South Dakota Democrats have registered as earth haters and unaffiliated because i’ve told them to.
From the looks of the chart on capital outlay; 2011 was evidently the year that schools were allowed to charge certain expenses to capital outlay that were previously charged to the general fund. A little Daugaard sleight of hand. How could the panel not know this?
Paul is right, as part of the school funding sleight of hand more and more things are paid for with capital outlay funds.
One major theme the Blue Ribboners did not say was that it is in the best interest of the rich and politically powerful in South Dakota to do NOTHING. EB5, Gear Up, Gant, and education funding will be buried deeper than Davey Jones locker. As long as voters cover their eyes and hold their noses the beat will go on.
The state needs to present a simple to use uniform accounting system that any secretary can use to enter income and expense. It also needs as part of that a different set of accounts. A Capital Asset Maintenance account, A Capital Asset Acquisition account, and an Athletics account. The Capital Asset Acquisition account should only have funds in it if voters have approved the acquisition in a vote. A couple ego-maniacs on a board and a complicit administrator intent on building monuments to their egos can literally waste millions of dollars on non-essential structures. The Winner Auxiliary Gymnasium scheme is a perfect egregious example that should be a warning to all taxpayers and all legislators.
When some of you comment, stay on subject matter of the post. The only thing the graph shows is that we spend more capital outlay per student. For one reason,sd school accounting methods are different than other states. But mostly it’s economies of scale. To many school districts with too few students. Consolidation is some of the answer. Don’t use politics as the soul source of the problem when it’s simple math.

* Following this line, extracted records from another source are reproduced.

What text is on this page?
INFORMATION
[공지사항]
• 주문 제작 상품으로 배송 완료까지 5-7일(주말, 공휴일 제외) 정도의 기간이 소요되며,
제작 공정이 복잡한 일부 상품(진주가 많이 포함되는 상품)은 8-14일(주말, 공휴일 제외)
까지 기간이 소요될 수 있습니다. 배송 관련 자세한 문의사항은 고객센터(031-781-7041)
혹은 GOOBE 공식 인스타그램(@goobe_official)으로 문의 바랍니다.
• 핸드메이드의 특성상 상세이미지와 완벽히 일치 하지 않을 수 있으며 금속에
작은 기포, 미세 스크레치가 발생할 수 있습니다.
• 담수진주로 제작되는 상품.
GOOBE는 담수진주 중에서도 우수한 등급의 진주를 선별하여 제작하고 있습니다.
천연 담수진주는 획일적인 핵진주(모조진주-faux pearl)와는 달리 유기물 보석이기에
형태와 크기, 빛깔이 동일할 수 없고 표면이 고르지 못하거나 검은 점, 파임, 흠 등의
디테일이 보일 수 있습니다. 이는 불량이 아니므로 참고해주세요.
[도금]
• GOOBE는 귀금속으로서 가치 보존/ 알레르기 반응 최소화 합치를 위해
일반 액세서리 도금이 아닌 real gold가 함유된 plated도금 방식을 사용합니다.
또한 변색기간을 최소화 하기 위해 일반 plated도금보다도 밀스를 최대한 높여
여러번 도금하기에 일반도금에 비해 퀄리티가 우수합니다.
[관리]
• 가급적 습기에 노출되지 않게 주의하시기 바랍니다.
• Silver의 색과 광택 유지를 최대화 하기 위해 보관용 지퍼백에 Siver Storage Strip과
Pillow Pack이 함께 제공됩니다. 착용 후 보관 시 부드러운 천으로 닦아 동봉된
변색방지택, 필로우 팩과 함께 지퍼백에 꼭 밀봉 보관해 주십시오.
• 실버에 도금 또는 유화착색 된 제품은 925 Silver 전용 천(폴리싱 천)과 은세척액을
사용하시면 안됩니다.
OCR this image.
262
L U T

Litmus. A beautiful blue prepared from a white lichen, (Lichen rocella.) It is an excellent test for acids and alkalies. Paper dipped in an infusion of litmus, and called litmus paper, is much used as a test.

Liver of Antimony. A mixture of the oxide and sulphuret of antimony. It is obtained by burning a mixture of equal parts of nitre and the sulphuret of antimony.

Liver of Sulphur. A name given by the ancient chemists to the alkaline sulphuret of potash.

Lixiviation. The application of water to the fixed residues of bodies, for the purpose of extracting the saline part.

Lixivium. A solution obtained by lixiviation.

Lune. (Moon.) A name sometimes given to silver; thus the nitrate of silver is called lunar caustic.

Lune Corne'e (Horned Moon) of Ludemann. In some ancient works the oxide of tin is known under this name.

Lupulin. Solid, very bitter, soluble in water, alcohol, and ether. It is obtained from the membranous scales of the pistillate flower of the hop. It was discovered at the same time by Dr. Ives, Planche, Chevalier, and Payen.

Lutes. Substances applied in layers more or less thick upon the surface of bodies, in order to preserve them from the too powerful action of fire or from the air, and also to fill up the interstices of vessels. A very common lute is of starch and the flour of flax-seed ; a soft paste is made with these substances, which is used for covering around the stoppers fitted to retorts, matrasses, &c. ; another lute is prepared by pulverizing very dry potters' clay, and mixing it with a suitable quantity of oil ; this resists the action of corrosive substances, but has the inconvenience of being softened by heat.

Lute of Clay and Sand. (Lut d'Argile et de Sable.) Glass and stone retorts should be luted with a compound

How are 65+ county seats, their accompanying bureaucracies and six+ state-supported universities conservative or sustainable?
JSR, that’s an interesting observation about comparisons with other states, but I don’t think that explains the sudden jump in 2011 in our per-student spending. Our schools didn’t suddenly become more rural and less able to access economies of scale and more than the recession suddenly made schools elsewhere become bigger and more efficient. There is a political aspect to that chart.
I believe the year the legislature allowed moving certain general fund expenditures was pretty 2011, I was thinking 2008. As tax bases grew, because of there revaluation of ag land this allowed a lot of school districts to catch up on facility upkeep. We can’t make macro blanket statements on how districts handle the capital outlay fund. Each district is unique. Look how some of the mid sized (adm) districts have small taxbases vs small districts with large tax base. Out of 4 schools in spink county the largest district is redfield with 600 plus kids, but the 3rd in tax base. Both northwestern and HTULARE have larger tax bases. Way easier to provide facilities for 200 kids vs.600. This is the struggle that some districts face.